Hackers, and the People Who Hate Them

This morning, my computer informed me that Kaspersky Anti-Virus would absolutely love to scan my computer. It said it hadn’t gotten to yet, and felt it wasn’t being used to its full potential. Being the kind and compassionate person I am, I said, “Computer, of course you can run Kaspersky. And you know what? We’ll even go out for milkshakes later to celebrate.”

Ten minutes and 3% of the scan later, I’ve just barely been able to open this page to start writing the blog.

At DDA, it is important that we do virus and adware scans on a regular basis, especially when the core of our work is processor intensive. Video editing software, 3D programs, and large illustration projects all are major strains on RAM and CPU. So when a virus strikes, those tasks become next to impossible for the already stressed-out Compy to handle.

The real  question then becomes, who writes these viruses, and for what purpose?

Sometimes they are keyloggers, trying to find your passwords and access sensitive information, like creditcard numbers and social security info. In my home computer’s case, all they could get is login info for a bunch of online video game forums and first-person shooters. But at work, it is critical that our keystrokes are not detected when we login to purchase 3D models, stock photos, or video studio equipment.

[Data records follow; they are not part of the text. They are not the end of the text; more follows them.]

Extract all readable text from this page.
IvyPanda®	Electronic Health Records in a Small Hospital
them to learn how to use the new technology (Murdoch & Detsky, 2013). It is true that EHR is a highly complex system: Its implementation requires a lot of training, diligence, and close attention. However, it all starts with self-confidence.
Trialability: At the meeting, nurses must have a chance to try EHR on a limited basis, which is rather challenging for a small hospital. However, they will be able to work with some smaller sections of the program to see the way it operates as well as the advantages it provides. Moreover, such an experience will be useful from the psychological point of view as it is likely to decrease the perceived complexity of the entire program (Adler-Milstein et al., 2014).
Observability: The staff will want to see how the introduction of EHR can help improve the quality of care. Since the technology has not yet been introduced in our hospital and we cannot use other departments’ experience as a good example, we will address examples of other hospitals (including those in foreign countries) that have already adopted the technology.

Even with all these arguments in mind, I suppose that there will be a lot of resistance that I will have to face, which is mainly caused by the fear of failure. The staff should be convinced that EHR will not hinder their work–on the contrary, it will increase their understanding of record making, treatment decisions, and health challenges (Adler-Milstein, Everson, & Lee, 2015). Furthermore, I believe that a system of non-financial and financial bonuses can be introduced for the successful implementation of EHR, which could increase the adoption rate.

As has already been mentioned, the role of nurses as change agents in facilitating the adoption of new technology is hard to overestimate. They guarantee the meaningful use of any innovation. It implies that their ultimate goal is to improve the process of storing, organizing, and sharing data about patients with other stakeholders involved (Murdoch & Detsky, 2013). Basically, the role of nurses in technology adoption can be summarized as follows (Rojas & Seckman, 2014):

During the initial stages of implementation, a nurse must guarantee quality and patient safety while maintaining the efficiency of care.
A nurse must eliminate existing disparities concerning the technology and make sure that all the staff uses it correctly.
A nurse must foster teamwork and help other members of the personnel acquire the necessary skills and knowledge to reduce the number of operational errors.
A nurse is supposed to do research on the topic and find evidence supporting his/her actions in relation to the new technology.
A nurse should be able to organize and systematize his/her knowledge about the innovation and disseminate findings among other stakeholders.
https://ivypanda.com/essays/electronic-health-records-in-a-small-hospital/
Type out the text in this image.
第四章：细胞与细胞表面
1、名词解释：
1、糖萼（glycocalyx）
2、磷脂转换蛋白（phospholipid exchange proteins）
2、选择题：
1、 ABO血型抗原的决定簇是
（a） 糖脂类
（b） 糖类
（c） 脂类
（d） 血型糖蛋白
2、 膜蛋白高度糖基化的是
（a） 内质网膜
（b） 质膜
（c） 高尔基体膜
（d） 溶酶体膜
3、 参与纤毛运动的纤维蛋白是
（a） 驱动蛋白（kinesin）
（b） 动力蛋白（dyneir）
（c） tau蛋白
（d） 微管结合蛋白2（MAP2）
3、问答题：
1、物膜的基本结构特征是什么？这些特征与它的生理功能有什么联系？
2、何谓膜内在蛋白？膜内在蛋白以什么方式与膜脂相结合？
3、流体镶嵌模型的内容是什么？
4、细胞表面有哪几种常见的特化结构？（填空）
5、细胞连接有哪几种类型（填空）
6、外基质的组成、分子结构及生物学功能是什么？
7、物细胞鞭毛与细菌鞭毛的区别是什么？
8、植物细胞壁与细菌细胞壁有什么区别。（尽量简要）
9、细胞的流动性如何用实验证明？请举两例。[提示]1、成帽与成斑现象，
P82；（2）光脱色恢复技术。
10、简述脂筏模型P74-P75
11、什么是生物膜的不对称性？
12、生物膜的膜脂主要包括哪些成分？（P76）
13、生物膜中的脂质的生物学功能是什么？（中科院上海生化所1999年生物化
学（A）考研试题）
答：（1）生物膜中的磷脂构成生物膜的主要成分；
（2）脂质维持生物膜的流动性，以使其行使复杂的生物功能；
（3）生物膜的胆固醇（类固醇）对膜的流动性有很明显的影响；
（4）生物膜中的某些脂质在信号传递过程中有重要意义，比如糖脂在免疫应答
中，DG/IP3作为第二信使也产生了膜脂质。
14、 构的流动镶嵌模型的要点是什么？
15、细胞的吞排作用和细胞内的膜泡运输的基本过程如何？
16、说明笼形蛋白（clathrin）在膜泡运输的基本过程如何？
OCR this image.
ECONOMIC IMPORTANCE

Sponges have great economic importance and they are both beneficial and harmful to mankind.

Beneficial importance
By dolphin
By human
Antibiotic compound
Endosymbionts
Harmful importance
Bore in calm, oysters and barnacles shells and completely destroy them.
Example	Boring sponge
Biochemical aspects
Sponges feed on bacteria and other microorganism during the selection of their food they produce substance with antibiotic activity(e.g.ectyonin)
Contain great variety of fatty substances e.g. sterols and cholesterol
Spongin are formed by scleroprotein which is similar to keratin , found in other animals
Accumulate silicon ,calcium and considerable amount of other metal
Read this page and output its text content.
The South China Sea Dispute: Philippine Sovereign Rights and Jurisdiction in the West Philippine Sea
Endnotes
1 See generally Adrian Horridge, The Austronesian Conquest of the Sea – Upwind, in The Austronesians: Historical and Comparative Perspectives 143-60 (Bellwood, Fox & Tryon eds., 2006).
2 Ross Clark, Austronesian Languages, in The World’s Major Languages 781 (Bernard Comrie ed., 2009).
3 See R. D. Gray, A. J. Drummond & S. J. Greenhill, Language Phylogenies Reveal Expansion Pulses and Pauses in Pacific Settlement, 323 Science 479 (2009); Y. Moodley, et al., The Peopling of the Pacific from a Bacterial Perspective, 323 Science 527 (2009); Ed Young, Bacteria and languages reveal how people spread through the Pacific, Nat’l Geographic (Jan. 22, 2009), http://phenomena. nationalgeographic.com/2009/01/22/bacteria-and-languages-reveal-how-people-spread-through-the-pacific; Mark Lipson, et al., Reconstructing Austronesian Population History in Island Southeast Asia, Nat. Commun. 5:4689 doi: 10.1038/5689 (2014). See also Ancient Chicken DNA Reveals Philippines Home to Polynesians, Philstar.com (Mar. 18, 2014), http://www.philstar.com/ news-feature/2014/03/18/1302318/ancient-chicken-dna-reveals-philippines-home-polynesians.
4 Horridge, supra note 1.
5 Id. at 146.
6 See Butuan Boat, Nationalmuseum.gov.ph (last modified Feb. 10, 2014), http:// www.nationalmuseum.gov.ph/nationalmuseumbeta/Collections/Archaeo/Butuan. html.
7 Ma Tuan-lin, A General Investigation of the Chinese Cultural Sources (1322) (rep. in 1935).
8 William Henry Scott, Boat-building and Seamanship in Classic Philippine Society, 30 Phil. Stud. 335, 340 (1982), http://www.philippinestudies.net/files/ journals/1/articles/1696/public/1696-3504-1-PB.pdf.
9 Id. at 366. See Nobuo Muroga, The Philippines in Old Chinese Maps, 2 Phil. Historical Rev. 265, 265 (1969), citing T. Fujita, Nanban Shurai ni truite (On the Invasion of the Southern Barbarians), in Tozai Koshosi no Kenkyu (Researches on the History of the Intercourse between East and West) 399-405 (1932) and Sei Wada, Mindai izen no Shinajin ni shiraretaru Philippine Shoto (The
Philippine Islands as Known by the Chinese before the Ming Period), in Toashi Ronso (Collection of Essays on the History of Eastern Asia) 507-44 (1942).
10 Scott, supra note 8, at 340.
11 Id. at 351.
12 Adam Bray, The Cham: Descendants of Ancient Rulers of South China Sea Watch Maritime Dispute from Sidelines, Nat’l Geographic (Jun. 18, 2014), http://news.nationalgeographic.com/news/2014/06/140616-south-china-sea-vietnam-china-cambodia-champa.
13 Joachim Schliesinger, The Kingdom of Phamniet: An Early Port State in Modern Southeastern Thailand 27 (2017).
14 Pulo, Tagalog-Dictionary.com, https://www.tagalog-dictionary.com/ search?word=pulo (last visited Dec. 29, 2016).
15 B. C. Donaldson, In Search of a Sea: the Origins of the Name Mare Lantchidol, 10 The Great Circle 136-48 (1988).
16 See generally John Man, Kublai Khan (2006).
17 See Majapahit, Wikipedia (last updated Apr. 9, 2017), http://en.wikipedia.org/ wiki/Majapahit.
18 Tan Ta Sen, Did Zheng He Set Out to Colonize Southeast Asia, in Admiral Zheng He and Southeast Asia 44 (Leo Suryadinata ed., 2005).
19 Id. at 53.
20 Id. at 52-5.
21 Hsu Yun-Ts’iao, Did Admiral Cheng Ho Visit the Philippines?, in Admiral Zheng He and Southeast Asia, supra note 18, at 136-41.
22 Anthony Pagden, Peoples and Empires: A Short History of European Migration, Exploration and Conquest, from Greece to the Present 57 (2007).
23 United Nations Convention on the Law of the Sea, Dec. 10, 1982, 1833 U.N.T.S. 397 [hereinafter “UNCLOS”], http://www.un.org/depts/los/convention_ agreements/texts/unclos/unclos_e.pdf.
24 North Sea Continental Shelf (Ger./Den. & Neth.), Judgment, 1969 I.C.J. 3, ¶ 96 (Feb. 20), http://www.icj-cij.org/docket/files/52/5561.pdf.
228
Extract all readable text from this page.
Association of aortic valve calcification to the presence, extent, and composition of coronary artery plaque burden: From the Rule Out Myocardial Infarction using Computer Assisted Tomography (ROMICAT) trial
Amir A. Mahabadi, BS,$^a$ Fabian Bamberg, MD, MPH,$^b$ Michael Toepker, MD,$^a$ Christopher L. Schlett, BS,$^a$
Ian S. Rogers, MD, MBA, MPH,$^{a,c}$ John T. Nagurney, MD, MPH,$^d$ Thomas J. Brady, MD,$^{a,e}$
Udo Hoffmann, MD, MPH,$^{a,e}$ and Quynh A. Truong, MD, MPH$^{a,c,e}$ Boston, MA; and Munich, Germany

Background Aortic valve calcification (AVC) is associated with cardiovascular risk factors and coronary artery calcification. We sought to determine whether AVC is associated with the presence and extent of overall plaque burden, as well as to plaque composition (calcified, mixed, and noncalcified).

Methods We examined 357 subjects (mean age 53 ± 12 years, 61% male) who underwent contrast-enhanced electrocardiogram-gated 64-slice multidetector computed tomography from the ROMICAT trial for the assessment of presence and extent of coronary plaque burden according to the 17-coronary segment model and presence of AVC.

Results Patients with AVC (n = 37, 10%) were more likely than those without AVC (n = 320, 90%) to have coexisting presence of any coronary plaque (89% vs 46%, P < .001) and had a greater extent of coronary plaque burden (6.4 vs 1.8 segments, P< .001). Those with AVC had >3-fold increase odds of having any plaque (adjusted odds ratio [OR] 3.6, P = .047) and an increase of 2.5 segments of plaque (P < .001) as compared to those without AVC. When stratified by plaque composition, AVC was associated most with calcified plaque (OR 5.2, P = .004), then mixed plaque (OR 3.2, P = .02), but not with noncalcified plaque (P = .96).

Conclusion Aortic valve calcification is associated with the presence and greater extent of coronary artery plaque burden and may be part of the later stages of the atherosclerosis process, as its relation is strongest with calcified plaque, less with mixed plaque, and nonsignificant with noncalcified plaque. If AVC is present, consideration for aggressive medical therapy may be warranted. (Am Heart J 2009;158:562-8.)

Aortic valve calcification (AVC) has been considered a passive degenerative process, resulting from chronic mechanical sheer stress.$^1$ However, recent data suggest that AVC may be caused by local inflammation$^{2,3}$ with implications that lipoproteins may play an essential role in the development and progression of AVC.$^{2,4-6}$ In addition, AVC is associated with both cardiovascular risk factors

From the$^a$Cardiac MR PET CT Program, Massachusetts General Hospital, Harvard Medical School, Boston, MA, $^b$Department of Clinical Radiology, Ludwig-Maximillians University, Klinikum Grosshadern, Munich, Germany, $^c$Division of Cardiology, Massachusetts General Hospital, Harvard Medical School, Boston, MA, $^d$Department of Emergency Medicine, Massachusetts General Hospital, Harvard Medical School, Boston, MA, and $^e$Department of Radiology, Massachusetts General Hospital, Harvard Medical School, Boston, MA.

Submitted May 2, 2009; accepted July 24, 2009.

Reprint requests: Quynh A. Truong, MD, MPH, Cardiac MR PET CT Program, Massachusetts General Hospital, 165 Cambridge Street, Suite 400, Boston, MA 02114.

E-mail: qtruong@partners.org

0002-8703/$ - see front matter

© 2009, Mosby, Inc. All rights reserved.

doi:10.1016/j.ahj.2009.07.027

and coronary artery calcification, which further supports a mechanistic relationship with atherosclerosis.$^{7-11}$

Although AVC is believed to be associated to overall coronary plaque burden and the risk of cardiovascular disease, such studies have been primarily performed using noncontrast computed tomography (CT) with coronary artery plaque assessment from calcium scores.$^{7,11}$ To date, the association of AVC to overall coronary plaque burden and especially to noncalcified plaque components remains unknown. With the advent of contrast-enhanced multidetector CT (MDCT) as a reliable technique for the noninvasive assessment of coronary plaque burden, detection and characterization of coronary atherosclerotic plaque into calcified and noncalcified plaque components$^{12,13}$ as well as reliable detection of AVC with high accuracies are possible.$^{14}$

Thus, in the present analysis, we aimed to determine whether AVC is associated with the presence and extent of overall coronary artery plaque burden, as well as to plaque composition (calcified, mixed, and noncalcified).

Additionally, some viruses are meant to corrupt data, or shut down a computer’s processes altogether. These malignant viruses are usually either the work of someone with a specific interest in destroying your computer, or a hacker who is trying to gain “cred” in the hacker community. In the case of the former, it can happen to anyone, and usually turns out to be  someone who has  had access to those systems in the past. In the case of the latter, however, the target is usually either a larger company with strong security software which presents a challenge to the hacker, or a large group of people so the hacker can say “I shut down 500,000 computers last year.”

As for adware and spyware, these are the most common and most annoying forms of viruses. Actually, they aren’t even really viruses as much as memory hogs. Spyware can get into your computer and track data, watching what sites you go to and relaying marketing data back to the company or individual who first forced the spyware upon you (or  tricked you into downloading it.)

Most adware creates annoying popup messages that can completely bog down your system’s memory, effectively ruining higher-end programs until they are removed. These popups can even come up when your computer is offline (that is even when the ethernet cable is unplugged) because they have been secretly installed into your computer. Because of this, it is very important that you never download anything that has an .exe extension, unless it comes from a very trusted source.

So, while it is annoying to have to wait for Mr. Kaspersky to finish rummaging around in my hard drive for viruses (virii?) I am grateful to have him around. Virus scanning programs really can help improve system performance and eliminate any potential threat to your business security. So keep up the good work, Compy! You’ve got a delicious strawberry milkshake in it for you if you do a good job.